Летом ни песца, ни медведя на Новой Земле не промышляют. В это время пушной зверь линяет, шкура его становится малоценной, — нет смысла переводить летом пушного зверя. Зато можно бить морского зверя: тюленя, нерпу, морского зайца[1], килограммов этак на шестьсот моржа, белуху[2]... В августе придет с «Большой земли», с материка пароход. Ефим Бусыгин сдаст меха зимнего промысла, сало и соленые шкуры морского зверя — от летнего промысла.
Каждое утро, когда солнце еще дремлет на небе, Ефим Бусыгин запрягает в нарты собак и уезжает на охоту. Издали видит он, где на сверкающем льду рассыпаны точки, пятнышки. Это и есть тюленьи лежки. Иногда тюлени греются на солнце в одиночку, иногда семьями, а бывало, что Ефим Бусыгин встречал лежки в несколько десятков голов. Тогда была удачная охота. Чтобы не испугать зверя, Ефим Бусыгин «выезжал на ветер», и так, против ветра, часами приближался к добыче. Зверь чуток и осторожен. Нужно быть осторожным и охотнику. Заметив лежку, охотник приближается к ней уже наугад, нюхом, как говорят охотники, потому что ни зверь охотника, ни охотник зверя больше не видит. Лишний раз показаться зверю рискованно — можно испугать стадо.
Ефим был опытным охотником. Расчеты его были всегда точны. Он появлялся перед зверем тогда, когда мог достать его верным выстрелом из доброго «Манлихера». И, если перед ним было стадо, он тщательно изучал его из-за какого-нибудь ледяного прикрытия, раньше чем нажать спуск винтовки. Первыми выстрелами нужно снять «охранение», сторожевых лысунов. Их всегда видно издали. Все стадо, беспечно греясь на солнце, дремлет, а дежурный лысун не спит, тревожно водит головой по сторонам, тянет носом воздух. Нужно убить лысуна одним выстрелом, так, чтобы он не шевельнулся, иначе в агонии он распугает все стадо.

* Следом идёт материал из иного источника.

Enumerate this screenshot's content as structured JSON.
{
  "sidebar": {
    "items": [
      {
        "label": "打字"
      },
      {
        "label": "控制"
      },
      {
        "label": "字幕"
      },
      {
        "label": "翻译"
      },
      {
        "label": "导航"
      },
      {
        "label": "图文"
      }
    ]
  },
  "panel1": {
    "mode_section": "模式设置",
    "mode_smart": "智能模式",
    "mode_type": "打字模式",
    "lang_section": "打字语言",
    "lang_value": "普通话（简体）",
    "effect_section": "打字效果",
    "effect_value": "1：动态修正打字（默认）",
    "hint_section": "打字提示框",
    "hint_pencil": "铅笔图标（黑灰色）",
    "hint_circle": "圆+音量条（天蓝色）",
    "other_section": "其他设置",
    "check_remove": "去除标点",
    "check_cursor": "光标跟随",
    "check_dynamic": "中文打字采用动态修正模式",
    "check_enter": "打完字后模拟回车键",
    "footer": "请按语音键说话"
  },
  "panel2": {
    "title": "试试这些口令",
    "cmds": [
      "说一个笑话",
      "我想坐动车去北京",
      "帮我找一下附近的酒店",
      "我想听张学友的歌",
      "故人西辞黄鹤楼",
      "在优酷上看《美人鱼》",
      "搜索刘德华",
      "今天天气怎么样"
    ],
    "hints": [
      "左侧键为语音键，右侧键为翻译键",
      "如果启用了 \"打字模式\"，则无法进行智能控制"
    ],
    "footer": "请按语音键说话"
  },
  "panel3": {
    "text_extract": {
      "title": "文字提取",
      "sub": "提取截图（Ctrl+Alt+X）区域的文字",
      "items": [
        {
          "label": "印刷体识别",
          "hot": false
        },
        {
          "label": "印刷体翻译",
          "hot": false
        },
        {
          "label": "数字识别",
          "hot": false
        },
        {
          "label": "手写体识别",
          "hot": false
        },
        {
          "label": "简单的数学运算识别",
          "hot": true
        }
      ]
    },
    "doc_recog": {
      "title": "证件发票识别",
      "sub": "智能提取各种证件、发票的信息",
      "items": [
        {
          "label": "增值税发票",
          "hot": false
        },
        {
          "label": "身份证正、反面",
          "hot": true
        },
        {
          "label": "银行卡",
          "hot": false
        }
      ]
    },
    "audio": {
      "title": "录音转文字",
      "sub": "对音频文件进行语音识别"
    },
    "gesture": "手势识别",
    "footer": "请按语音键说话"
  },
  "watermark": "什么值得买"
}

Вторая задача — отрезать стадо от полыньи, не дать зверям уйти в воду.
В самые напряженные минуты охоты Ефим все поглядывал на море, — не видно ли бота, на котором едет Санька?
И вот, однажды под вечер, когда солнце опустилось к горизонту, Ефим вернулся домой с двумя тюленьими тушами и с Санькой в качестве пассажира. Марья, ожидавшая мужа на берегу, издали узнала в маленькой фигуре, сидевшей на санях рядом с мужем, своего Саньку.
Была у них в тот вечер большая радость. Марья испекла любимые Санькой масляные шанежки[3], зажарила медвежий окорок, припасенный еще с зимы для этого случая. Санька уплетал за обе щеки. Глаза его блестели. Он рассказывал о своей жизни в интернате, о школе, об учебе, о товарищах... Марья сидела против сына, подперев щеку ладонью, и, счастливо улыбаясь, слушала его рассказы. Она, может быть, и не совсем понимала, что он говорит, но ей доставлял радость один его голос, она была счастлива от одного его вида. Вырос Санька, возмужал. Румянец во всю щеку, глаза яркие... Еще год, другой пройдет, а там — гляди! — еще один мужик-промышленник в доме.
Так засиделись они за полночь. Отец не мешал матери любоваться сыном, сыну не препятствовал говорить сколько угодно, но когда часы показали половину первого, отец прервал нескончаемые разговоры:
— Будет, сын, разговаривать. Спать время. А утром, коли есть охота, пойдем собирать яйца, пух...
Мать постлала Саньке мягкую постель, уложила его... Потом потушили лампу, — стало тихо в избушке, только храп Ефима пугал завезенных с «Большой земли» тараканов.